They'll Huff and Puff: "Jackals" not half-bad as standard-issue invasion thriller


Jackals (2017)
87 min., not rated (equivalent of an R).

Home-invasion movies are some of the most dependably terrifying because, unlike ghosts and monsters, someone intruding our personal domain happens in the real world. As so many other movies of this ilk have come down the pike—2007’s “Them,” 2008’s “Funny Games” and “The Strangers,” 2011’s “Kidnapped,” 2012’s “Mother’s Day,” 2013’s “The Purge” and “You’re Next,” 2016’s “Intruders," “Don’t Breathe,” and “Hush,” just to name a few—it’s hard not to feel a sense of redundancy when a new one wants to join the club. For a siege horror-thriller with a cult angle, “Jackals” surely does what it needs to do. It’s efficient, nasty and tightly wound, but it’s also so familiar, almost bordering on plagiarism, and concludes with no catharsis, relief, or hope of any kind. One’s mileage will certainly vary, but in this case, the getting-there is the destination all the way. If audience members are willing to subject themselves to being thrown into a hopeless abyss, this standard-issue home-invasion slasher isn’t half-bad.

At her family’s remote cabin in the woods, Kathy Powell (Deborah Kara Unger) awaits the arrival of her son, Justin (Ben Sullivan), who left his family to join a murderous cult. Keeping her company are self-involved son Campbell (Nick Roux) and Justin’s girlfriend Samantha (Chelsea Ricketts), along with Justin’s infant daughter. Not much later, Justin arrives involuntarily with his father, Andrew (Johnathon Schaech), with whom Kathy is divorced, and Jimmy (Stephen Dorff), who was hired by the Powells to deprogram Justin. Once Justin is brought in and tied up to a chair, the family hopes to snap him out of his warped state, while Jimmy makes it his mission to break him down. As soon as night falls, everyone inside the cabin is lined up for the slaughter when Justin’s “other” family comes for him and will do anything to get him back. Did the Powells think that the cult wouldn’t come looking for him?
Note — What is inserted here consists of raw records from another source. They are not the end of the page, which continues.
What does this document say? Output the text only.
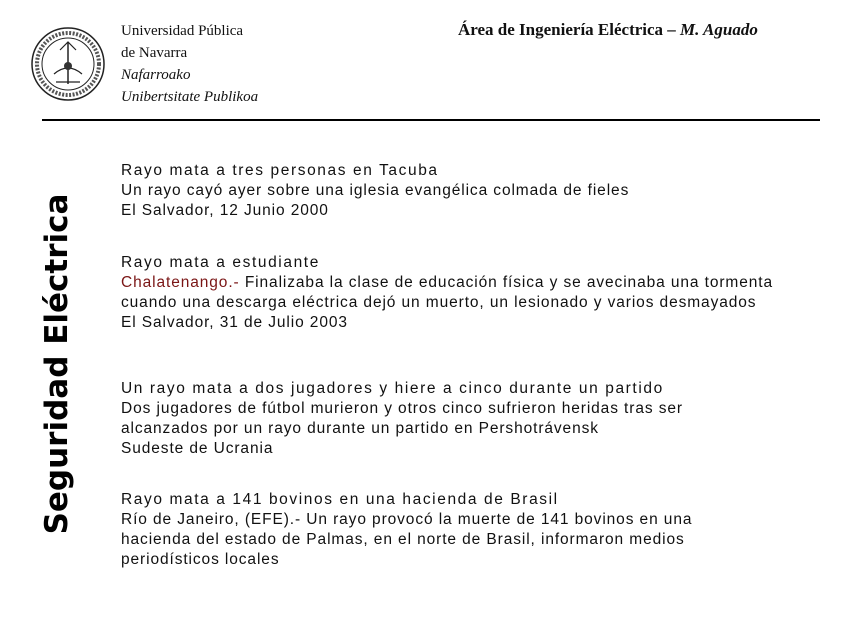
Universidad Pública
de Navarra
Nafarroako
Unibertsitate Publikoa
Área de Ingeniería Eléctrica – M. Aguado
Seguridad Eléctrica
Rayo mata a tres personas en Tacuba
Un rayo cayó ayer sobre una iglesia evangélica colmada de fieles
El Salvador, 12 Junio 2000
Rayo mata a estudiante
Chalatenango.- Finalizaba la clase de educación física y se avecinaba una tormenta
cuando una descarga eléctrica dejó un muerto, un lesionado y varios desmayados
El Salvador, 31 de Julio 2003
Un rayo mata a dos jugadores y hiere a cinco durante un partido
Dos jugadores de fútbol murieron y otros cinco sufrieron heridas tras ser
alcanzados por un rayo durante un partido en Pershotrávensk
Sudeste de Ucrania
Rayo mata a 141 bovinos en una hacienda de Brasil
Río de Janeiro, (EFE).- Un rayo provocó la muerte de 141 bovinos en una
hacienda del estado de Palmas, en el norte de Brasil, informaron medios
periodísticos locales
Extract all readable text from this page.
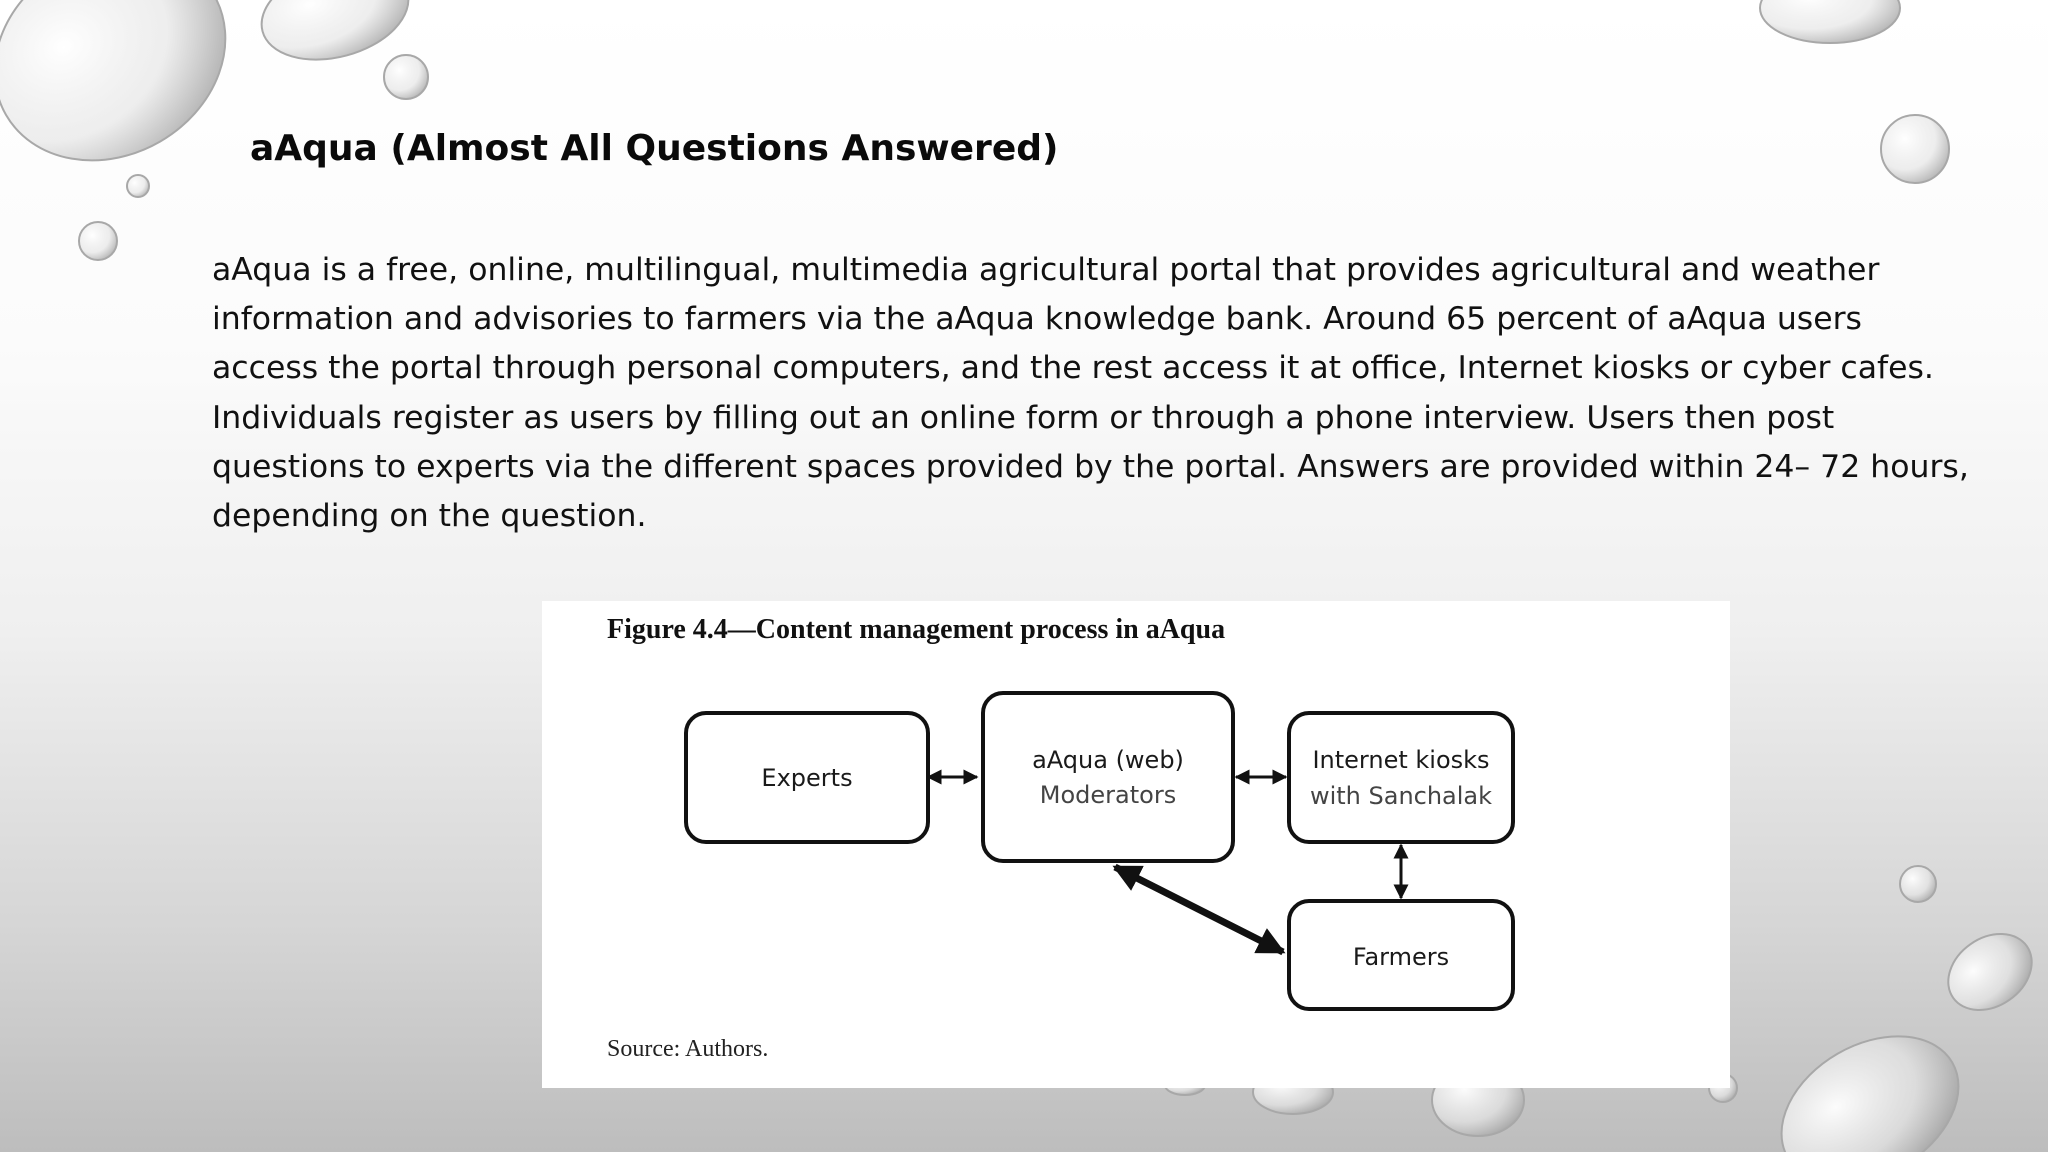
aAqua (Almost All Questions Answered)

aAqua is a free, online, multilingual, multimedia agricultural portal that provides agricultural and weather information and advisories to farmers via the aAqua knowledge bank. Around 65 percent of aAqua users access the portal through personal computers, and the rest access it at office, Internet kiosks or cyber cafes. Individuals register as users by filling out an online form or through a phone interview. Users then post questions to experts via the different spaces provided by the portal. Answers are provided within 24– 72 hours, depending on the question.

Figure 4.4—Content management process in aAqua
Experts
aAqua (web)
Moderators
Internet kiosks
with Sanchalak
Farmers
Source: Authors.
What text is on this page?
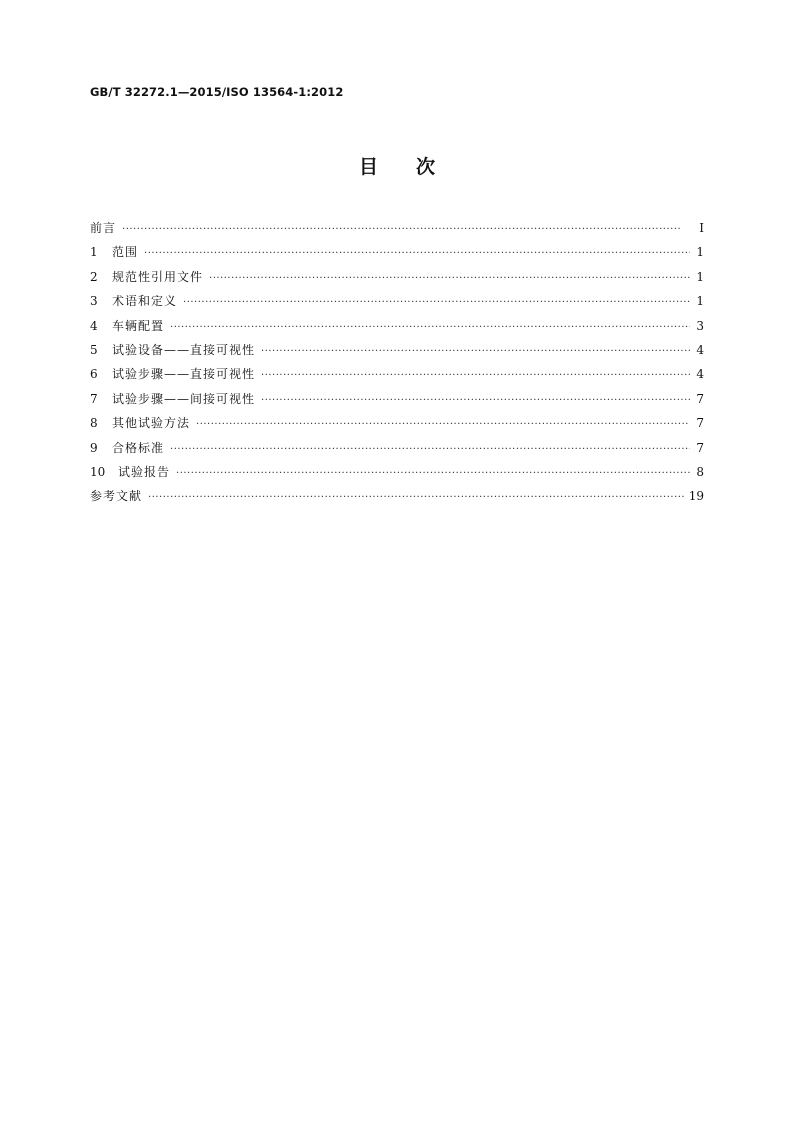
GB/T 32272.1—2015/ISO 13564-1:2012
目次
前言 ·····	Ⅰ
1	范围 ·····	1
2	规范性引用文件 ·····	1
3	术语和定义 ·····	1
4	车辆配置 ·····	3
5	试验设备——直接可视性 ·····	4
6	试验步骤——直接可视性 ·····	4
7	试验步骤——间接可视性 ·····	7
8	其他试验方法 ·····	7
9	合格标准 ·····	7
10	试验报告 ·····	8
参考文献 ·····	19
Before the main carnage commences, the film opens on March 24, 1983 from a masked killer’s POV, shot in one unbroken take, as a home invader makes his way into a family home, stands over them in their beds and then slaughters the family of three with a pair of scissors. It sure grabs the viewer’s attention, but it isn’t anything we haven’t seen before already in 1978's "Halloween," 1986's “Manhunter” and 2012's “Sinister.” Most of “Jackals” is like that, however, director Kevin Greutert (he of the allegedly final two “Saw” movies and 2014’s Bayou-set chiller “Jessabelle”) stages most of it pretty effectively anyway. Cinematographer Andrew Russo lends dread and creepy atmosphere to the isolated, supposedly idyllic setting, and the cult members, all hiding behind animal masks, a la “You’re Next,” are certainly menacing and mean business. The family inside the cabin is outnumbered but rather resourceful, crafting makeshift weapons out of knives and putting hot oil on the stove in case the cult members make it inside. Until one gets the sense that the Powells are ultimately doomed and have no chance against the unstoppable cult, the film ekes out some very tense moments, as the family members nervously wait for the intruders to pounce.

Written by Jared Rivet, the film, apparently based on true events (or so the title card says), quickly sets up the situation at hand. Had the script cared to flesh out how Justin, now going by “Thanatos,” got involved with his new “family” and what drew him into their way of thinking, the final product might have been better for it and packed even more of an emotional punch. Given the life-or-death circumstances, there isn’t a lot of time for character development, despite that of the expository variety, but the actors are all solid—particularly Deborah Kara Unger and Johnathon Schaech as a divorced couple with pent-up tension—and find ways into making their characters almost seem like more than just pigs for the slaughter. “Jackals” borrows the most from “The Strangers,” but when a derivative B-horror tale can still hold its tension for the length of its running time, it’s at least following through on its aim.